There’s been a growing clamor both here and abroad to have entities who have had data breaches fined. And while the ICO has been promising that such fines are “imminent” and will be announced before the end of this month, I find myself wondering why we, the public, are becoming increasingly strident in our call for fines.
Is the desire to see Google fined for its wi-fi mess with Street View or Facebook fined for its numerous privacy problems a matter of schadenfreude because we enjoy seeing others suffer, or is it that we want to see the mighty fall — or is it that we want some small measure of revenge or justice for them having breached or compromised our privacy? Or is it that we’re angry at what appears to be a double standard: that if we make huge mistakes or violate laws, we pay a price, and these companies should, too?
Mulling some possible explanations over, I came up with another thought. As every parent quickly learns, if you keep threatening consequences but never follow through, your threats become empty and meaningless. And maybe that’s what some of this is all about. For a long time, entities have been given dire warnings about what might be, but if it never comes to pass, the warnings lose their effectiveness.
Even though the UK’s ICO, our FTC, and our HHS/OCR have the authority to impose fines, only the FTC has done so to date. Despite the tens of thousands of complaints it has received, HHS has not imposed a single fine for violation of HIPAA or HITECH. It has permitted three resolution agreements, but has not used its power to fine effectively as a deterrent.
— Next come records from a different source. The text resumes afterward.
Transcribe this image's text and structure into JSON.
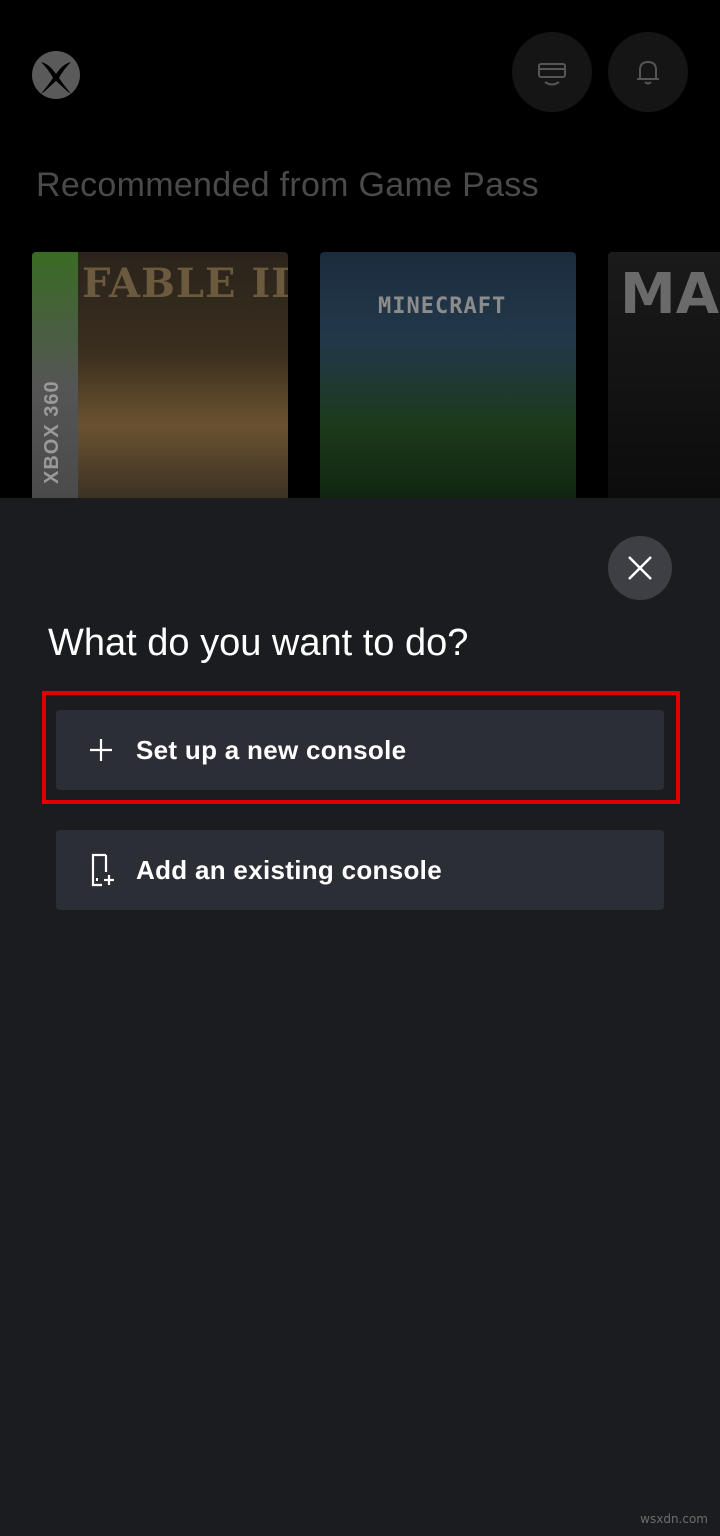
{
  "header": {
    "logo": "xbox-logo-icon",
    "remote_play_icon": "console-remote-icon",
    "notifications_icon": "bell-icon"
  },
  "recommended": {
    "title": "Recommended from Game Pass",
    "tiles": [
      {
        "art_text": "FABLE III",
        "badge": "XBOX 360"
      },
      {
        "art_text": "MINECRAFT"
      },
      {
        "art_text": "MAX"
      }
    ]
  },
  "sheet": {
    "close_icon": "close-icon",
    "title": "What do you want to do?",
    "actions": [
      {
        "label": "Set up a new console",
        "icon": "plus-icon",
        "highlighted": true
      },
      {
        "label": "Add an existing console",
        "icon": "add-console-icon",
        "highlighted": false
      }
    ],
    "highlight_color": "#e00000"
  },
  "watermark": "wsxdn.com"
}
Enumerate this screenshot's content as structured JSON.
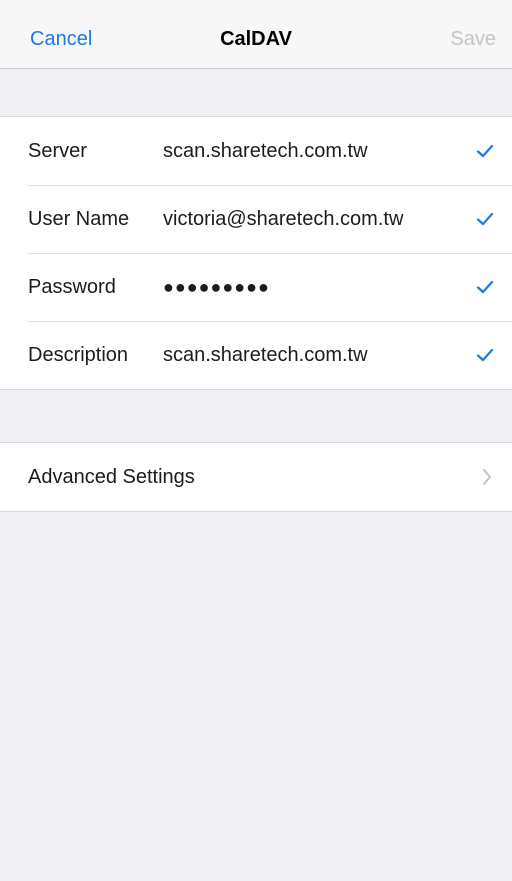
{
  "navbar": {
    "cancel_label": "Cancel",
    "title": "CalDAV",
    "save_label": "Save"
  },
  "fields": [
    {
      "label": "Server",
      "value": "scan.sharetech.com.tw",
      "validated": true
    },
    {
      "label": "User Name",
      "value": "victoria@sharetech.com.tw",
      "validated": true
    },
    {
      "label": "Password",
      "value": "●●●●●●●●●",
      "validated": true
    },
    {
      "label": "Description",
      "value": "scan.sharetech.com.tw",
      "validated": true
    }
  ],
  "advanced": {
    "label": "Advanced Settings"
  },
  "icons": {
    "field_status": "checkmark-icon",
    "disclosure": "chevron-right-icon"
  },
  "colors": {
    "accent": "#1f7ae0",
    "disabled": "#c4c4c8",
    "background": "#efeff4",
    "cell": "#ffffff"
  }
}
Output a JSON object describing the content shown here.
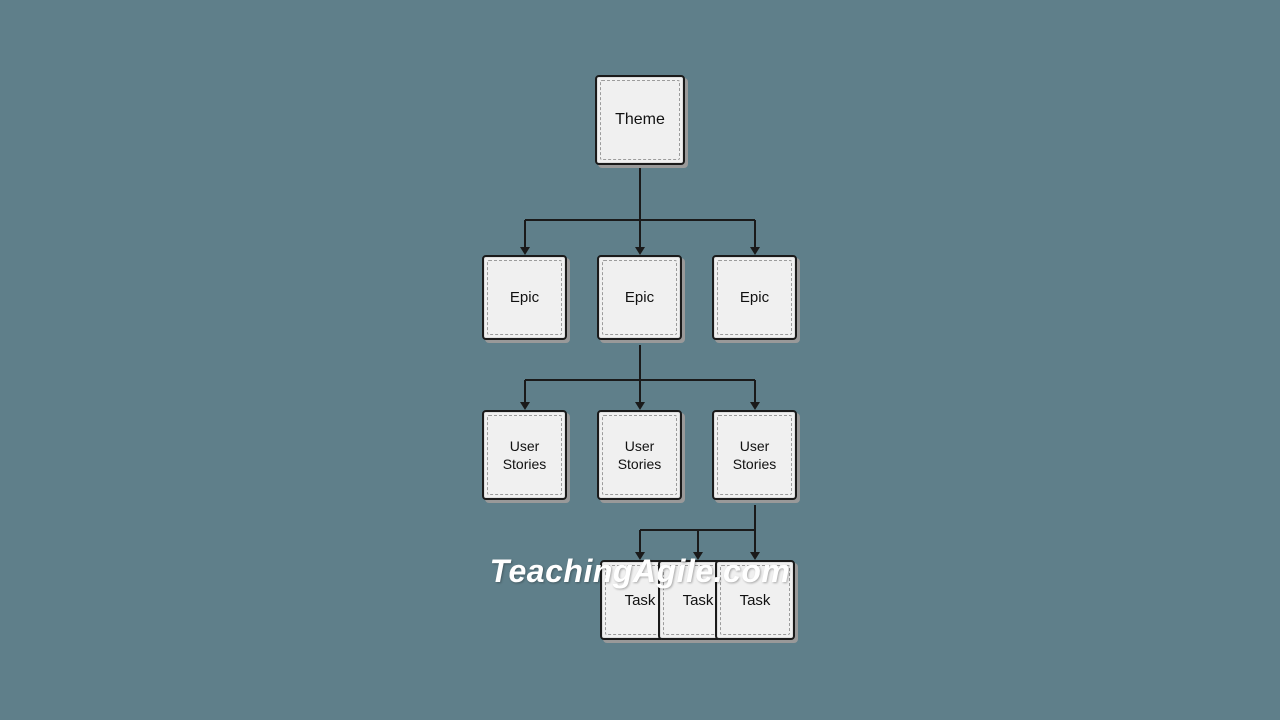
{
  "diagram": {
    "theme": {
      "label": "Theme"
    },
    "epics": [
      {
        "label": "Epic"
      },
      {
        "label": "Epic"
      },
      {
        "label": "Epic"
      }
    ],
    "stories": [
      {
        "label": "User\nStories"
      },
      {
        "label": "User\nStories"
      },
      {
        "label": "User\nStories"
      }
    ],
    "tasks": [
      {
        "label": "Task"
      },
      {
        "label": "Task"
      },
      {
        "label": "Task"
      }
    ]
  },
  "watermark": {
    "text": "TeachingAgile.com"
  },
  "colors": {
    "background": "#5f7f8a",
    "box_bg": "#f0f0f0",
    "box_border": "#1a1a1a",
    "connector": "#1a1a1a"
  }
}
And so we see some state attorneys general pursuing lawsuits over data breaches while the federal agencies who could be imposing fines are not doing so. A few well-publicized fines would give IT professionals and lawyers the ammo they need to go back to their clients and say, “Look, if you don’t do this right, you could be the next big fine.”
But then again, maybe it all boils down to the public wanting to know that our governments are serious about addressing security and privacy breaches. And maybe the increasingly strident demands for fines is really our way of saying to our respective governments, “If you want us to believe you’re really taking this seriously, then make them put their money where your mouth is.”
What do you think? Should there be more federal fines over breaches or are such fines more likely to backfire as more entities decide to try to hide breaches for fear of fines?
Are you satisfied with how your government has responded to breaches?
Update: Cervello Consultants thinks that the fines are needed in the UK.